When tunneling, you encapsulate either an Ethernet frame (L2 tunneling) or an IP packet (L3) into an outer IP packet. If you need to use the standard Ethernet MTU even inside the tunnel, the outer packet and frame need to grow accordingly.
In reverse, if the outer packet/frame cannot increase (e.g. across the Internet) the inner packet/frame cannot use the normal maximum size.
L3 tunneling requires an additional IP header, so the MTU needs to be 20 byte less (with IPv4) than the normal 1500 bytes (assuming the path supports that). L2 tunneling over IP requires both an Ethernet and an IP header, so it eats away 38 bytes from the standard MTU.
Sending a (standard) maximum-sized packet over a tunnel with decreased MTU requires fragmentation either by the router, or (preferrably) by the source using path MTU discovery (PMTUD).
Fragmentation increases processing overhead (in routers) and wastes bandwidth (for the additional fragments' headers), so it's good to avoid.
In some scenarios it might even be reasonable to reduce the MTU/frame size across the whole network, e.g. for a remote location that uses a VPN tunnel for everything anyway, removing the need for PMTUD or router fragmentation.
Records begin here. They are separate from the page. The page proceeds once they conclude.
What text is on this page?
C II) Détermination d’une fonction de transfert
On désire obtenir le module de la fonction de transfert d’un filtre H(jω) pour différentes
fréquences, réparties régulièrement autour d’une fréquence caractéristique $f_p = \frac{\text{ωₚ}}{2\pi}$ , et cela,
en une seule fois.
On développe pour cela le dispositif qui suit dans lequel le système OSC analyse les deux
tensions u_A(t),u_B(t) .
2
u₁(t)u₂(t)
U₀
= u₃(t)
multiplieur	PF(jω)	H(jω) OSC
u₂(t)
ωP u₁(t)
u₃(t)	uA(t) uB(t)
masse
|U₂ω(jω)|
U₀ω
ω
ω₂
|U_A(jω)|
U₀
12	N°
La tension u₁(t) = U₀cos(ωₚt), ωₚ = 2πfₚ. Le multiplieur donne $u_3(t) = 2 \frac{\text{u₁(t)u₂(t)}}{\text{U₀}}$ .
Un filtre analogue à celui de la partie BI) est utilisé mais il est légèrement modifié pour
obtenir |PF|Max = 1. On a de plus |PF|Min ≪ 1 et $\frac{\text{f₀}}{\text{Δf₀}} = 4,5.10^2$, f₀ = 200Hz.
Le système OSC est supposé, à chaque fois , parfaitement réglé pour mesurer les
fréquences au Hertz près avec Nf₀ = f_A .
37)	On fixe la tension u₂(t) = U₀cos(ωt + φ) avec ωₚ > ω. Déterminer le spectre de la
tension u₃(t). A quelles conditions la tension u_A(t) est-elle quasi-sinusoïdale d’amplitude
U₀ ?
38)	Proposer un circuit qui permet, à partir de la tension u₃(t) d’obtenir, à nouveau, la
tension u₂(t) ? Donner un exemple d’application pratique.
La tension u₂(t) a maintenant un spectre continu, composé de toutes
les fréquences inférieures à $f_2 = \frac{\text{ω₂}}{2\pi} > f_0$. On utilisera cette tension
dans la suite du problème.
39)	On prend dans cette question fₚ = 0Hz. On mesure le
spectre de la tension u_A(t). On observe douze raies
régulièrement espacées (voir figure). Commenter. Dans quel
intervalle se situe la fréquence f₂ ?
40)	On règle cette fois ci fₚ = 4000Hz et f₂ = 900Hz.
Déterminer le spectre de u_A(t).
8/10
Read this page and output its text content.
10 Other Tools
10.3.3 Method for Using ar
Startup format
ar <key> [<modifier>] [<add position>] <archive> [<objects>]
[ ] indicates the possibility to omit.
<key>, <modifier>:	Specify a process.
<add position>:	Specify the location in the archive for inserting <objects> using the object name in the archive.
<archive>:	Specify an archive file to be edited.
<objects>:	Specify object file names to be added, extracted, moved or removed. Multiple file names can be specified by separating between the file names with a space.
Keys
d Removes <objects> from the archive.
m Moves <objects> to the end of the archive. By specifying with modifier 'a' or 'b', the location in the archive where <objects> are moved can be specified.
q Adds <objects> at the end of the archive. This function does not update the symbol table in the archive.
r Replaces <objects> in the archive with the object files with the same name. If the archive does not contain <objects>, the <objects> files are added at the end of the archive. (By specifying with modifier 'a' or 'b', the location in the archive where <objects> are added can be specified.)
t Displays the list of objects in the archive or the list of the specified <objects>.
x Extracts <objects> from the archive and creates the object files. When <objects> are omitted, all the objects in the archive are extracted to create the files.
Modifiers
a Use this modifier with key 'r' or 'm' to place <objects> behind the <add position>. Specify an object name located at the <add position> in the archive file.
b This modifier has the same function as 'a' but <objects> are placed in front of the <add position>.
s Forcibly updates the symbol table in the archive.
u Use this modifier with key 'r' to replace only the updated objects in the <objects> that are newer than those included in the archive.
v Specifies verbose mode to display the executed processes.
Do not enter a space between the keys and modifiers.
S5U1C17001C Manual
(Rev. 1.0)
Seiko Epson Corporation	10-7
So, when examining which MTU is the best in your case, you need to find out the maximum packet/frame size for each tunnel you use. In most cases there is no strict standard but you have to consult your ISP.
Jumbo frames - Ethernet frames with a payload larger than 1500 bytes - can be useful when accommodating tunnel overhead in order to avoid fragmentation ("small" or "baby jumbos". However, frames sizes are not negotiated and need to be configured alike across all nodes in a given segment. Nodes configured with a smaller maximum frame size than others (=MTU mismatch) will drop 'oversized' frames. You should restrict jumbo usage for special purpose links and not use them lightly. So yes, OSPF and BGP can both fail if frames cannot be received properly.
Large jumbo frames - usually with 9000 bytes MTU - are only used on high-performance networks to decrease overhead. Most NICs support offloading features that - more or less - make messing with jumbos unnecessary.